El carbón volvió a descender mientras ambos recuperaban el control de sus corazones desbocados. Faustino, que había perdido la lámpara, se tocó un reguero que humedecía su cara. Era sangre de una brecha que un trozo de madera, apenas una esquirla, le había dibujado en la frente. En la nuca le brotaba un chichón a consecuencia del golpe contra el suelo, pero de éste no se daría cuenta hasta más tarde, cuando la tensión pasase y el dolor se sobrepusiese a las demás emociones.

—Gracias.

—Fue Damián. Todos estaban avisados.

El picador se encogió de hombros.

—Supongo. En la mina nunca se sabe. ¿Estás bien?

Ignacio no pudo contenerse. La tensión acumulada, la muerte, otra vez tan cerca, y la inacabable convivencia con la injusticia, que como una telaraña pegajosa envolvía cada uno de sus días, le hicieron estallar.

—¿Cómo que supones? ¡Me cago en quinto, joder! ¿Eso es todo lo que se te ocurre? ¿Casi nos matan y tú sólo lo supones?

—¿Qué más quieres que haga? Soy un prisionero de guerra, como tú. Ese cabrón me la tiene jurada y puede que haya intentado matarme o puede que no. Si es que sí, no lo ha conseguido. Por esta vez he tenido suerte. Si te parece, puedo subir y clavarle la pica entre los ojos. En una hora, yo estaría también muerto. ¿Qué habría ganado?

—¡Dignidad! ¡Mejor morir de pie…!

—Que vivir de rodillas. Sí, ese discurso de la Pasionaria ya me lo sé. Sigo vivo, eso es todo.

El ruido del carbón al caer por el pozo, golpeando los topes de madera, ahogaba su conversación para oídos ajenos.

—¿Y nada más? Todo este tiempo te he venido observando. Trabajas como si te fuese en ello la vida. Picas más que nadie, haces rentable este negocio para los que nos someten por nuestras ideas y, además, parece que lo haces con verdadera dedicación. Podrías trabajar menos, sabotearles la explotación, rebelarte… ¡cualquier cosa, coño! En cambio, eres un esclavo agradecido, y, como un borrego, te da igual que traten de matarte.

Por un segundo, en las pupilas de Faustino, iluminadas por la lámpara de Ignacio, resurgió la furia, pero fue nada más que un segundo.

—También tú estás aquí. Podrías estar en el monte, pegando tiros. No veo la diferencia, salvo que yo soy minero y éste es mi trabajo, como también lo fue de mi padre y, antes, de mi abuelo.

—Tu trabajo —replicó despectivo Ignacio—. Picar carbón para sus fábricas. Sí, yo podría estar en la montaña pegando tiros. Y puede que sea lo que haga, pero mientras tanto no les sigo la corriente. No colaboro. Si pudiese, no estaría aquí contigo, arrastrándome.

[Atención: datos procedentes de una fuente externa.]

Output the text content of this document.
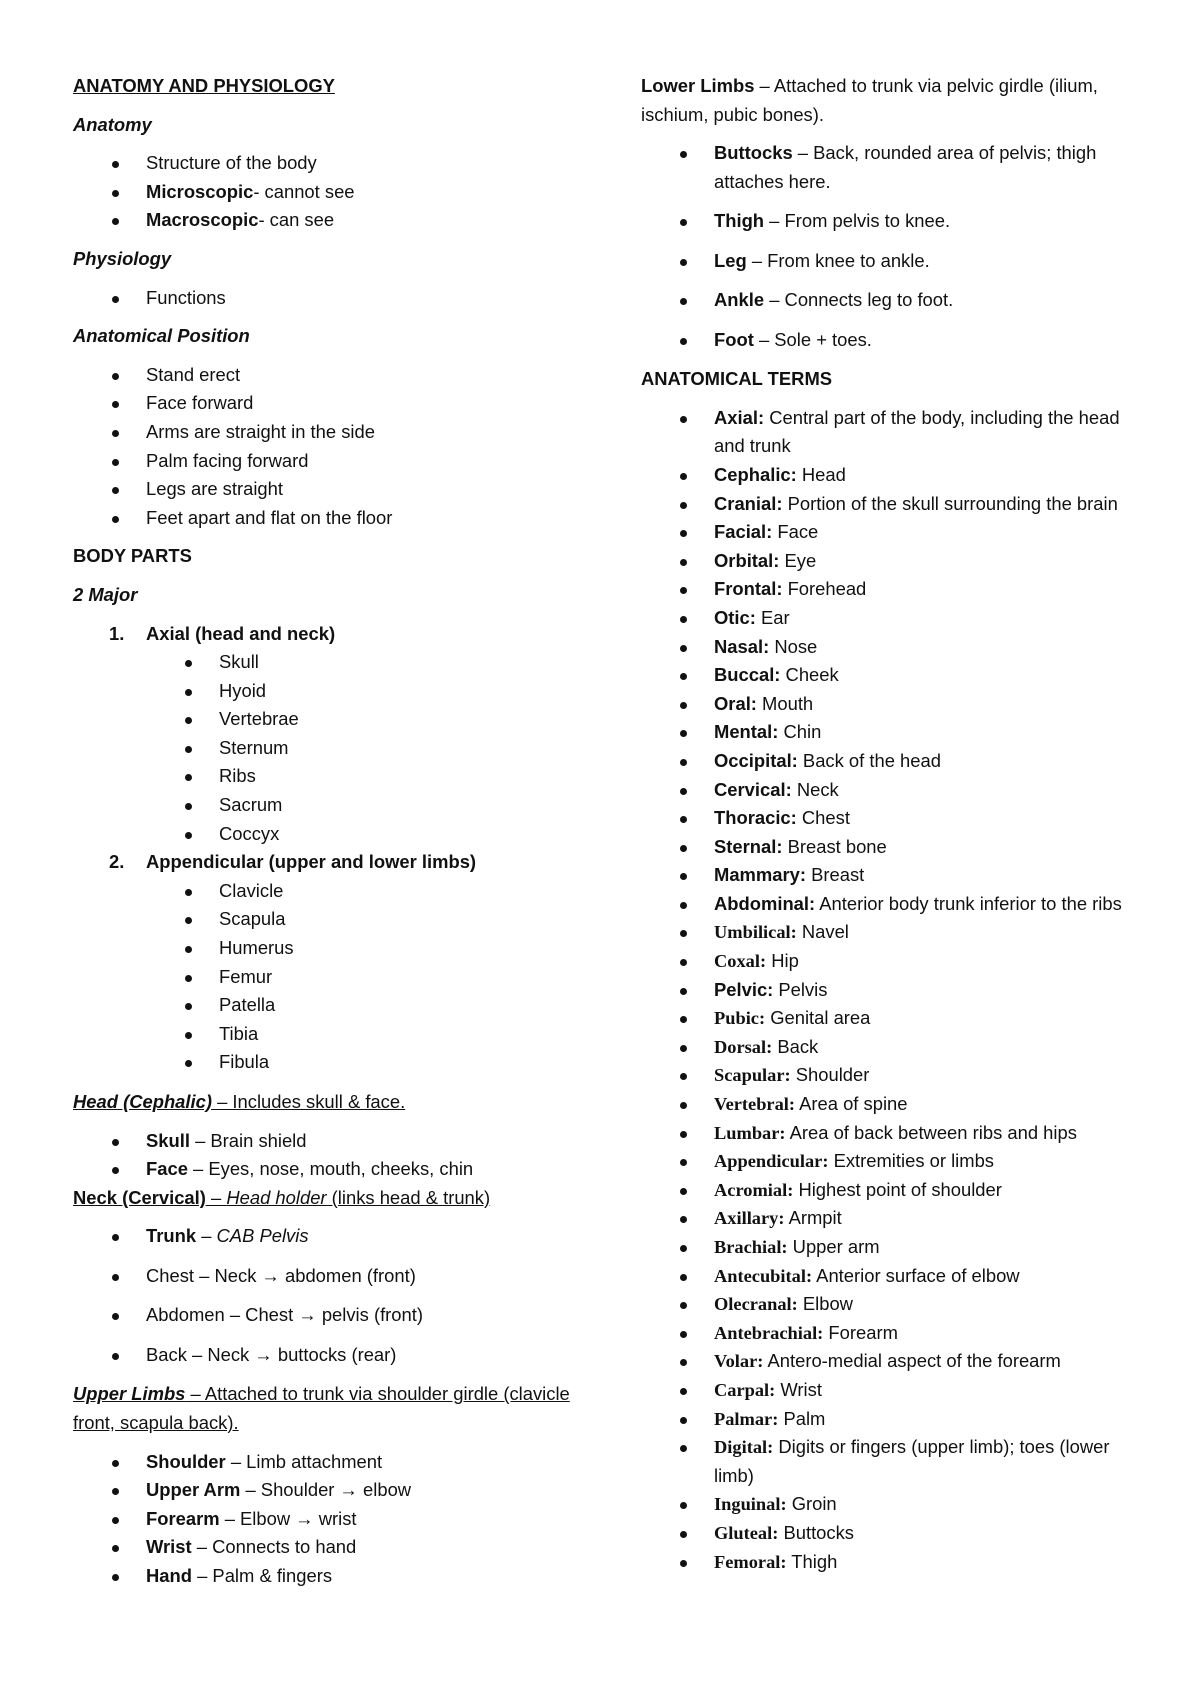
ANATOMY AND PHYSIOLOGY

Anatomy

Structure of the body
Microscopic- cannot see
Macroscopic- can see

Physiology

Functions

Anatomical Position

Stand erect
Face forward
Arms are straight in the side
Palm facing forward
Legs are straight
Feet apart and flat on the floor

BODY PARTS

2 Major

1. Axial (head and neck)
Skull
Hyoid
Vertebrae
Sternum
Ribs
Sacrum
Coccyx
2. Appendicular (upper and lower limbs)
Clavicle
Scapula
Humerus
Femur
Patella
Tibia
Fibula

Head (Cephalic) – Includes skull & face.

Skull – Brain shield
Face – Eyes, nose, mouth, cheeks, chin

Neck (Cervical) – Head holder (links head & trunk)

Trunk – CAB Pelvis
Chest – Neck → abdomen (front)
Abdomen – Chest → pelvis (front)
Back – Neck → buttocks (rear)

Upper Limbs – Attached to trunk via shoulder girdle (clavicle front, scapula back).

Shoulder – Limb attachment
Upper Arm – Shoulder → elbow
Forearm – Elbow → wrist
Wrist – Connects to hand
Hand – Palm & fingers

Lower Limbs – Attached to trunk via pelvic girdle (ilium, ischium, pubic bones).

Buttocks – Back, rounded area of pelvis; thigh attaches here.
Thigh – From pelvis to knee.
Leg – From knee to ankle.
Ankle – Connects leg to foot.
Foot – Sole + toes.

ANATOMICAL TERMS

Axial: Central part of the body, including the head and trunk
Cephalic: Head
Cranial: Portion of the skull surrounding the brain
Facial: Face
Orbital: Eye
Frontal: Forehead
Otic: Ear
Nasal: Nose
Buccal: Cheek
Oral: Mouth
Mental: Chin
Occipital: Back of the head
Cervical: Neck
Thoracic: Chest
Sternal: Breast bone
Mammary: Breast
Abdominal: Anterior body trunk inferior to the ribs
Umbilical: Navel
Coxal: Hip
Pelvic: Pelvis
Pubic: Genital area
Dorsal: Back
Scapular: Shoulder
Vertebral: Area of spine
Lumbar: Area of back between ribs and hips
Appendicular: Extremities or limbs
Acromial: Highest point of shoulder
Axillary: Armpit
Brachial: Upper arm
Antecubital: Anterior surface of elbow
Olecranal: Elbow
Antebrachial: Forearm
Volar: Antero-medial aspect of the forearm
Carpal: Wrist
Palmar: Palm
Digital: Digits or fingers (upper limb); toes (lower limb)
Inguinal: Groin
Gluteal: Buttocks
Femoral: Thigh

Faustino, que había comenzado a recoger la herramienta, se volvió hacia él, pensativo. Luego, le ordenó:

—Pon aquí la mano.

—¿Qué?

—La mano izquierda. Extiéndela aquí, sobre esta madera.

Ignacio, sin saber qué pretendía el picador, obedeció.

—Tienes razón, Guadalajara. Si ésas son tus ideas, lo mejor sería que no sacases carbón para sus fábricas. Sin un par de dedos no podrás manejar la pica. Todo el mundo entenderá que te hayas hecho daño con lo de hoy —y, levantando el hacho en plano sobre la mano de Ignacio, prosiguió—: Con una mano te mandarán afuera, a otro destino. Quién sabe. Hasta puede que te den la libertad.

El golpe estuvo a punto de partir la tabla, pero allí ya no había más que madera.

—¡Estás loco!

Faustino sonrió. Posó el hacho y le ofreció su propia mano, abierta. Su mirada era franca.

—Me alegro de que la hayas quitado. Las manos son sagradas. Son lo único que tenemos.

Le concedió tiempo para que lo pensara. Ignacio trató de comprender, pero, al final, lo único que tuvo claro era que Faustino le brindaba su amistad. Cuando se estrecharon las manos, sellaron un vínculo que sólo se quebraría con la muerte.